Moreover, the scale and speed of misinformation dissemination render traditional corrective mechanisms—such as journalistic fact-checking—insufficient. Regulatory intervention is therefore framed as a necessary adaptation to technological change, rather than a departure from democratic principles.

Counterarguments: The Case for Restraint

Despite these concerns, the regulation of political speech raises significant objections. The most fundamental is the problem of definition: determining what constitutes misinformation is inherently contentious, particularly in political contexts where claims are often interpretative or predictive.

There is also a substantial risk of state overreach. Granting authorities the power to adjudicate truth in political discourse may enable censorship, whether intentional or inadvertent. This concern is particularly acute in systems lacking entrenched constitutional safeguards.

From a liberal standpoint, the appropriate remedy for falsehood is counter-speech, not prohibition. Mill argues that even erroneous opinions contribute to the clarification of truth, and that suppressing them risks intellectual stagnation.¹¹ Excessive regulation may therefore produce a “chilling effect,” discouraging legitimate political expression.

Practical limitations further weaken the case for regulation.
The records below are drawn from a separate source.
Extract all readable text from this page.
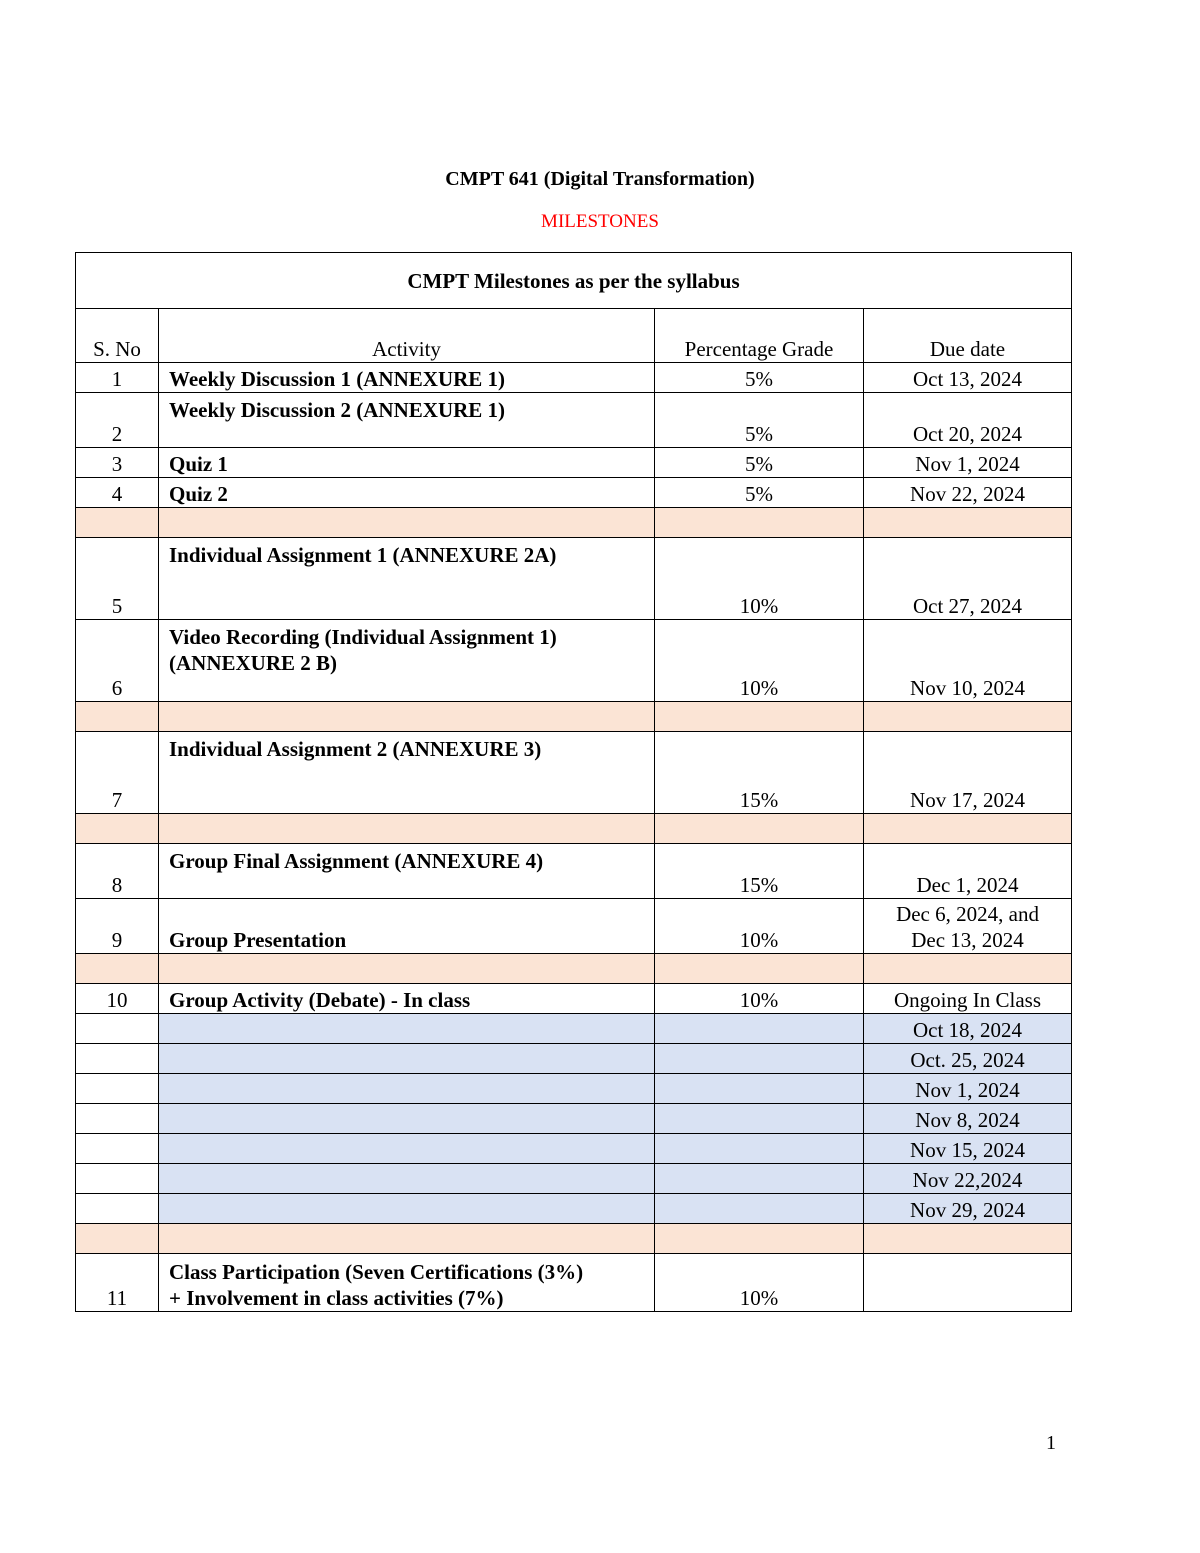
CMPT 641 (Digital Transformation)
MILESTONES
CMPT Milestones as per the syllabus			
S. No	Activity	Percentage Grade	Due date
1	Weekly Discussion 1 (ANNEXURE 1)	5%	Oct 13, 2024
2	Weekly Discussion 2 (ANNEXURE 1)	5%	Oct 20, 2024
3	Quiz 1	5%	Nov 1, 2024
4	Quiz 2	5%	Nov 22, 2024

5	Individual Assignment 1 (ANNEXURE 2A)	10%	Oct 27, 2024
6	Video Recording (Individual Assignment 1)
(ANNEXURE 2 B)	10%	Nov 10, 2024

7	Individual Assignment 2 (ANNEXURE 3)	15%	Nov 17, 2024

8	Group Final Assignment (ANNEXURE 4)	15%	Dec 1, 2024
9	Group Presentation	10%	Dec 6, 2024, and
Dec 13, 2024

10	Group Activity (Debate) - In class	10%	Ongoing In Class
			Oct 18, 2024
			Oct. 25, 2024
			Nov 1, 2024
			Nov 8, 2024
			Nov 15, 2024
			Nov 22,2024
			Nov 29, 2024

11	Class Participation (Seven Certifications (3%)
+ Involvement in class activities (7%)	10%	
1
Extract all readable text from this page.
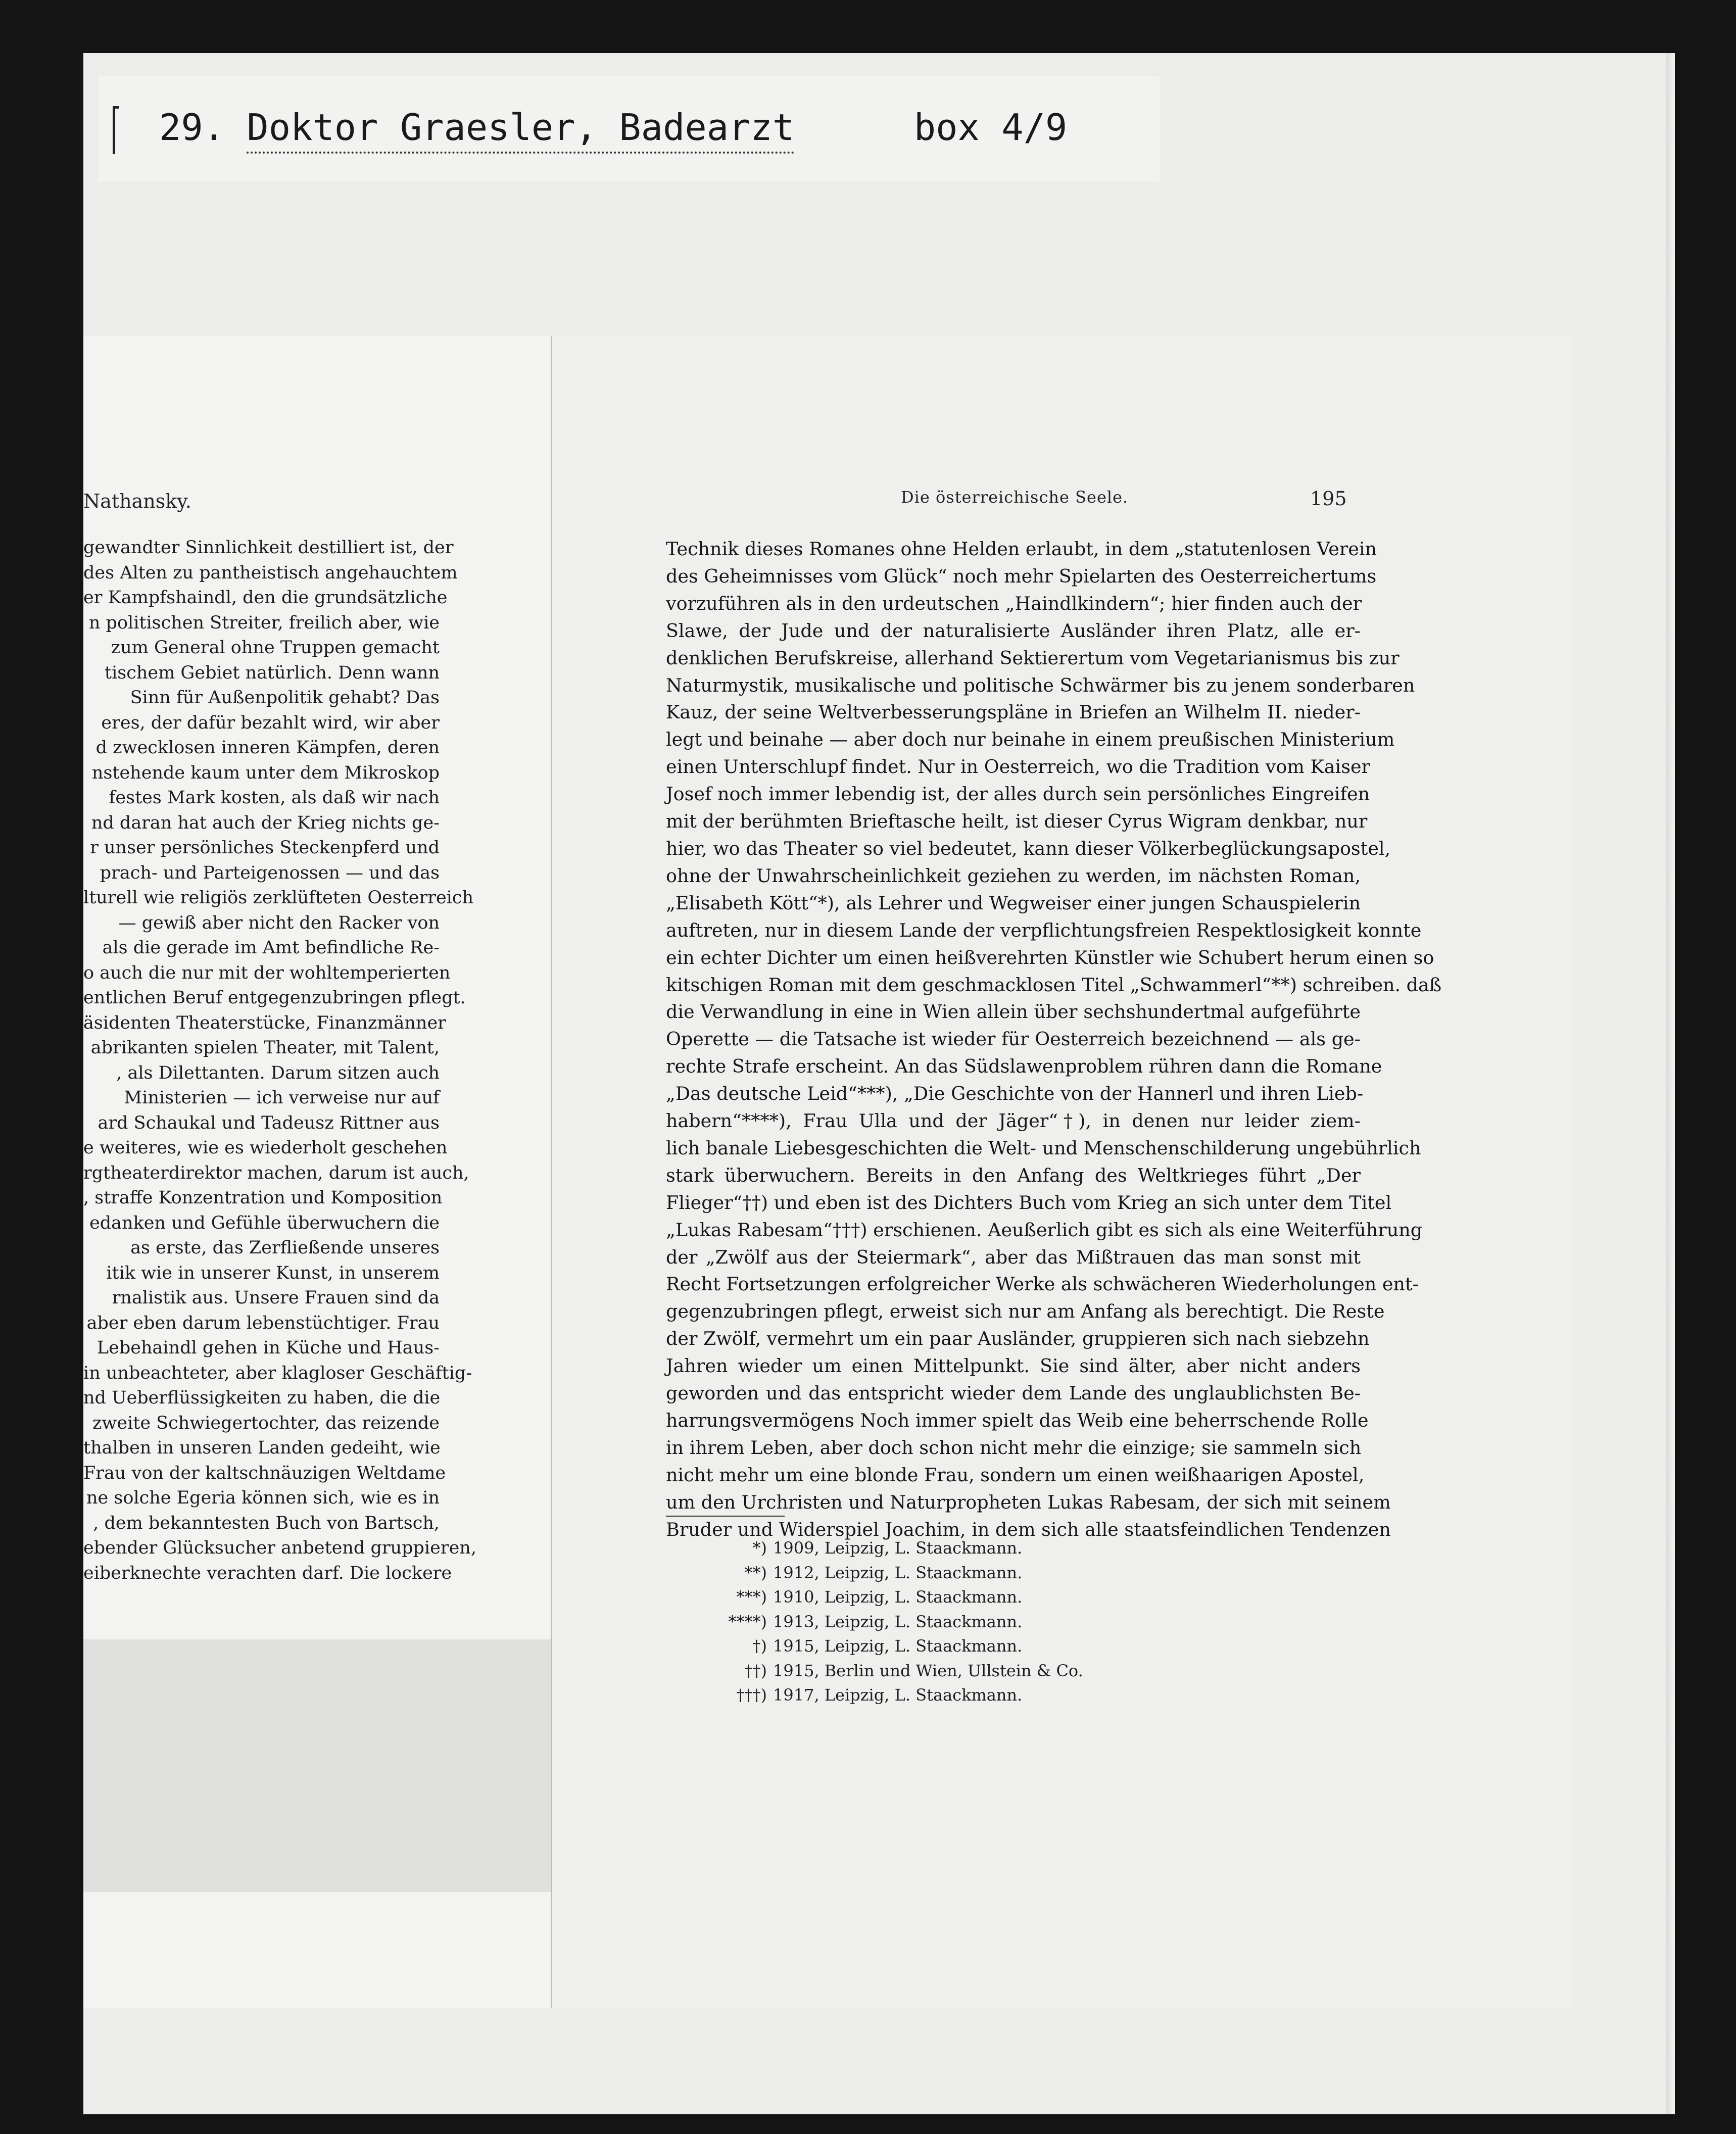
29. Doktor Graesler, Badearzt	box 4/9
Nathansky.
gewandter Sinnlichkeit destilliert ist, der
des Alten zu pantheistisch angehauchtem
er Kampfshaindl, den die grundsätzliche
n politischen Streiter, freilich aber, wie
zum General ohne Truppen gemacht
tischem Gebiet natürlich. Denn wann
Sinn für Außenpolitik gehabt? Das
eres, der dafür bezahlt wird, wir aber
d zwecklosen inneren Kämpfen, deren
nstehende kaum unter dem Mikroskop
festes Mark kosten, als daß wir nach
nd daran hat auch der Krieg nichts ge-
r unser persönliches Steckenpferd und
prach- und Parteigenossen — und das
lturell wie religiös zerklüfteten Oesterreich
— gewiß aber nicht den Racker von
als die gerade im Amt befindliche Re-
o auch die nur mit der wohltemperierten
entlichen Beruf entgegenzubringen pflegt.
äsidenten Theaterstücke, Finanzmänner
abrikanten spielen Theater, mit Talent,
, als Dilettanten. Darum sitzen auch
Ministerien — ich verweise nur auf
ard Schaukal und Tadeusz Rittner aus
e weiteres, wie es wiederholt geschehen
rgtheaterdirektor machen, darum ist auch,
, straffe Konzentration und Komposition
edanken und Gefühle überwuchern die
as erste, das Zerfließende unseres
itik wie in unserer Kunst, in unserem
rnalistik aus. Unsere Frauen sind da
aber eben darum lebenstüchtiger. Frau
Lebehaindl gehen in Küche und Haus-
in unbeachteter, aber klagloser Geschäftig-
nd Ueberflüssigkeiten zu haben, die die
zweite Schwiegertochter, das reizende
thalben in unseren Landen gedeiht, wie
Frau von der kaltschnäuzigen Weltdame
ne solche Egeria können sich, wie es in
, dem bekanntesten Buch von Bartsch,
ebender Glücksucher anbetend gruppieren,
eiberknechte verachten darf. Die lockere
Die österreichische Seele.	195
Technik dieses Romanes ohne Helden erlaubt, in dem „statutenlosen Verein
des Geheimnisses vom Glück“ noch mehr Spielarten des Oesterreichertums
vorzuführen als in den urdeutschen „Haindlkindern“; hier finden auch der
Slawe, der Jude und der naturalisierte Ausländer ihren Platz, alle er-
denklichen Berufskreise, allerhand Sektierertum vom Vegetarianismus bis zur
Naturmystik, musikalische und politische Schwärmer bis zu jenem sonderbaren
Kauz, der seine Weltverbesserungspläne in Briefen an Wilhelm II. nieder-
legt und beinahe — aber doch nur beinahe in einem preußischen Ministerium
einen Unterschlupf findet. Nur in Oesterreich, wo die Tradition vom Kaiser
Josef noch immer lebendig ist, der alles durch sein persönliches Eingreifen
mit der berühmten Brieftasche heilt, ist dieser Cyrus Wigram denkbar, nur
hier, wo das Theater so viel bedeutet, kann dieser Völkerbeglückungsapostel,
ohne der Unwahrscheinlichkeit geziehen zu werden, im nächsten Roman,
„Elisabeth Kött“*), als Lehrer und Wegweiser einer jungen Schauspielerin
auftreten, nur in diesem Lande der verpflichtungsfreien Respektlosigkeit konnte
ein echter Dichter um einen heißverehrten Künstler wie Schubert herum einen so
kitschigen Roman mit dem geschmacklosen Titel „Schwammerl“**) schreiben. daß
die Verwandlung in eine in Wien allein über sechshundertmal aufgeführte
Operette — die Tatsache ist wieder für Oesterreich bezeichnend — als ge-
rechte Strafe erscheint. An das Südslawenproblem rühren dann die Romane
„Das deutsche Leid“***), „Die Geschichte von der Hannerl und ihren Lieb-
habern“****), Frau Ulla und der Jäger“†), in denen nur leider ziem-
lich banale Liebesgeschichten die Welt- und Menschenschilderung ungebührlich
stark überwuchern. Bereits in den Anfang des Weltkrieges führt „Der
Flieger“††) und eben ist des Dichters Buch vom Krieg an sich unter dem Titel
„Lukas Rabesam“†††) erschienen. Aeußerlich gibt es sich als eine Weiterführung
der „Zwölf aus der Steiermark“, aber das Mißtrauen das man sonst mit
Recht Fortsetzungen erfolgreicher Werke als schwächeren Wiederholungen ent-
gegenzubringen pflegt, erweist sich nur am Anfang als berechtigt. Die Reste
der Zwölf, vermehrt um ein paar Ausländer, gruppieren sich nach siebzehn
Jahren wieder um einen Mittelpunkt. Sie sind älter, aber nicht anders
geworden und das entspricht wieder dem Lande des unglaublichsten Be-
harrungsvermögens Noch immer spielt das Weib eine beherrschende Rolle
in ihrem Leben, aber doch schon nicht mehr die einzige; sie sammeln sich
nicht mehr um eine blonde Frau, sondern um einen weißhaarigen Apostel,
um den Urchristen und Naturpropheten Lukas Rabesam, der sich mit seinem
Bruder und Widerspiel Joachim, in dem sich alle staatsfeindlichen Tendenzen
*) 1909, Leipzig, L. Staackmann.
**) 1912, Leipzig, L. Staackmann.
***) 1910, Leipzig, L. Staackmann.
****) 1913, Leipzig, L. Staackmann.
†) 1915, Leipzig, L. Staackmann.
††) 1915, Berlin und Wien, Ullstein & Co.
†††) 1917, Leipzig, L. Staackmann.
Misinformation is often transnational and decentralised, complicating enforcement. Efforts to regulate content may also be circumvented through alternative platforms or coded communication.

Evaluation

The dichotomy between freedom of speech and misinformation regulation is, in reality, overly simplistic. A more sophisticated approach recognises that the two are not inherently incompatible, but must be carefully balanced.

A proportionate framework would distinguish between:

  • Deliberate, coordinated disinformation campaigns, particularly those involving foreign interference or automated amplification; and

  • Ordinary political speech, including exaggeration, opinion, and rhetorical persuasion.

Rather than directly regulating content, emphasis should be placed on structural interventions, such as:

  • Transparency requirements for political advertising

  • Disclosure of funding sources

  • Algorithmic accountability for content amplification

Such measures preserve the substantive freedom of expression while addressing the systemic conditions that enable misinformation to flourish.

Conclusion

The proliferation of misinformation presents a genuine challenge to democratic governance, particularly within the context of election campaigns. However, the regulation of political speech must be approached with caution, given the centrality of free expression to democratic legitimacy.

The optimal solution lies not in the wholesale restriction of speech, but in the development of targeted, proportionate measures that safeguard both electoral integrity and individual liberty. In this sense, the tension between freedom of speech and misinformation is not a problem to be resolved, but a dynamic equilibrium to be continually negotiated.

Footnotes

  1. John Stuart Mill, On Liberty (1859).

  2. UK Parliament, Written Evidence on Disinformation (2023).

  3. Soroush Vosoughi, Deb Roy and Sinan Aral, ‘The Spread of True and False News Online’ (2018) 359 Science 1146.

  4. Emilio Ferrara et al., ‘The Rise of Social Bots’ (2016) Communications of the ACM.

  5. UK Statistics Authority, Statement on EU Referendum Claim (27 May 2016).

  6. Chatham House, Online Disinformation and Political Discourse (2019).

  7. European Convention on Human Rights, Article 10 (1950).

  8. Representation of the People Act 1983, s.106.

  9. European Union, Digital Services Act (2022).

  10. Cass R Sunstein, #Republic: Divided Democracy in the Age of Social Media (Princeton University Press, 2017).

  11. John Stuart Mill, On Liberty (1859).